What's Going On With Gold?

There is a striking similarities between today's situation and what happened back in 2008. 

Specifically, we're referring to the liquidity crunch that jolted the financial markets in the period that led up to the collapse of Lehman Brothers.

At that time gold was one of the last remaining sources of liquidity - and so it is today, which is why the yellow metal has been under such intense selling pressure lately. And this is happening even though all the fundamentals would suggest it should at least be retaining its value, if not be rising in price.

Gold was an important bellwether at that time, and again, so it seems to be now. Beginning in March of 2008, gold declined by about 15 percent while the S&P 500 moved sideways. Then it rallied briefly before falling once more along with stocks - which declined much more percentage-wise before bottoming.

Gold lost a third of its value during this episode, before recovering and heading steadily higher. But stocks declined by more than 50 percent at their lows, and to date have yet to surpass former highs.
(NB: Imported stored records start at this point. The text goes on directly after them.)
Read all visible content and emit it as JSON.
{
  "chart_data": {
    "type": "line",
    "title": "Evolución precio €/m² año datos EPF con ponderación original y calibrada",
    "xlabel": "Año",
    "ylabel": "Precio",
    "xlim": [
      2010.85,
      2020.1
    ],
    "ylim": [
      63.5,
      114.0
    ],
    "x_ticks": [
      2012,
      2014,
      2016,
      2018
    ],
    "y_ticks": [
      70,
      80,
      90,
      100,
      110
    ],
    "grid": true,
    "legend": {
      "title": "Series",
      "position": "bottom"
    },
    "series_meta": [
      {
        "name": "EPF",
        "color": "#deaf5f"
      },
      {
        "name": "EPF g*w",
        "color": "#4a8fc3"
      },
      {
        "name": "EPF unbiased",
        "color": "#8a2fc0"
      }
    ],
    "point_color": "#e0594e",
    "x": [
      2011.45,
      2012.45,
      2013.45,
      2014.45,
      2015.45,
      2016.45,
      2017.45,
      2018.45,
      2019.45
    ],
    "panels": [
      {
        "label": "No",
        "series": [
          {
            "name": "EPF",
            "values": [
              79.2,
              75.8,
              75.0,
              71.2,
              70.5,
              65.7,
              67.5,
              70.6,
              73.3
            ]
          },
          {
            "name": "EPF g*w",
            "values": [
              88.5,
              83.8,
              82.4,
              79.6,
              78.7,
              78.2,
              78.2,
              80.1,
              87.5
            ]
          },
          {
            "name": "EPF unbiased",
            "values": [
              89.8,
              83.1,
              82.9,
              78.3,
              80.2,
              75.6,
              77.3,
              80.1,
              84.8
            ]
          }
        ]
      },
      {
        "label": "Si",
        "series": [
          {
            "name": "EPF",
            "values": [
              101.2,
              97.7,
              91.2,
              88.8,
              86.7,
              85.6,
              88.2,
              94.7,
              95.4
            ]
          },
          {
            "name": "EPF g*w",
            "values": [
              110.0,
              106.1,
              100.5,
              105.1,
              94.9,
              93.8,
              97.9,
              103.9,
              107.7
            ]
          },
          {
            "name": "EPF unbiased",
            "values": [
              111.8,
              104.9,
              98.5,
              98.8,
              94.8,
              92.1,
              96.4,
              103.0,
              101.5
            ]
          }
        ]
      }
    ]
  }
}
Coming back to today, we see that despite the ups and downs of this past very volatile year, stocks have essentially traded sideways. Gold, though, has now fallen more than 15 percent from its previous highs and, as we pointed out two weeks ago, the gold shares far underperform the Midas metal.

Thus, we see how this price action may once again be signaling a sharp selloff in stocks in the near future. At the very least, gold and stocks could remain mired in a trading range for a time, at least until the ECB (most likely joined by our own Federal Reserve) take concrete steps to resolve the situation.

The shape of such a favorable resolution is likely to be a clear and definitive policy of easing by the Europeans, possibly accompanied by a QE3 from our own Fed.

That would help to light a fire under the stock market, which by and larger are trading at very reasonable levels relative to sales, cash flow and earnings. Moreover, the prospects for gold will then involve a rebound that should take the metal far higher than its 2011 highs.